Technology informing conservation

Trail camera footage provides the raw data for facial recognition software.

In the long term, those involved in the project hope to see it inform bear management and land use plans. It will take at least a few more years for the project to accumulate enough data for a solid baseline. But already the technology is offering novel insights into the life of individual bears, deepening the existing familiarity guardians and researchers have with them. 

Take the Knight Inlet bear called Flora, also known as bear F016. Through the trail cameras, researchers observed her feeding on a sea lion carcass and displaying defensive behavior. With the recognition software, they can easily tell when Flora is observed in future camera footage and analyze her behavioral tendencies, answering questions like, “Does Flora act defensively more often than other bears in the study population?”

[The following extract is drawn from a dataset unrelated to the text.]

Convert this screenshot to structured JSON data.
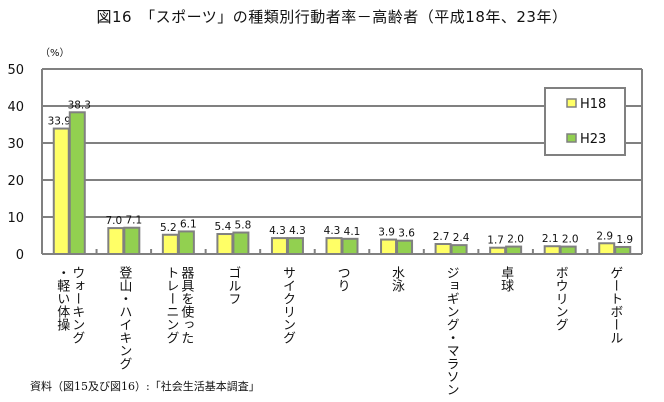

A rare and often solitary species, it is extremely pertinent to conservation efforts to understand bears on the individual level. Especially in ecosystems like the Lower 48’s Cabinet-Yaak and Selkirk, where grizzly numbers remain well below 100 bears, the chances of long-term population survival are significantly swayed by the fate of each bear. Identifying movement areas used by multiple bears, or by a particular breeding female, for example, can help identify key pieces of private land as conservation priorities for programs like Vital Ground’s One Landscape Initiative.

Individual behavior tracking could also help prevent bear-human conflicts by informing preventive actions. Over time, researchers could get a sense of what triggers Flora’s defensive behavior, for example, and make choices to minimize her odds of getting into trouble.

But the intimacy of advanced facial recognition doesn’t stop at conflict prevention. Insights about the lives of bears, their relationships with each other, and with the rest of the ecosystem are useful broadly in conservation efforts. They also serve to bolster our care for wildlife. As author Richard Louv so eloquently phrased his maxim of love and familiarity, “We cannot protect something we do not love, we cannot love what we do not know and we cannot know what we do not see.”

With the digital eyes of facial recognition software helping us to see and know, what remains ours is the work of love.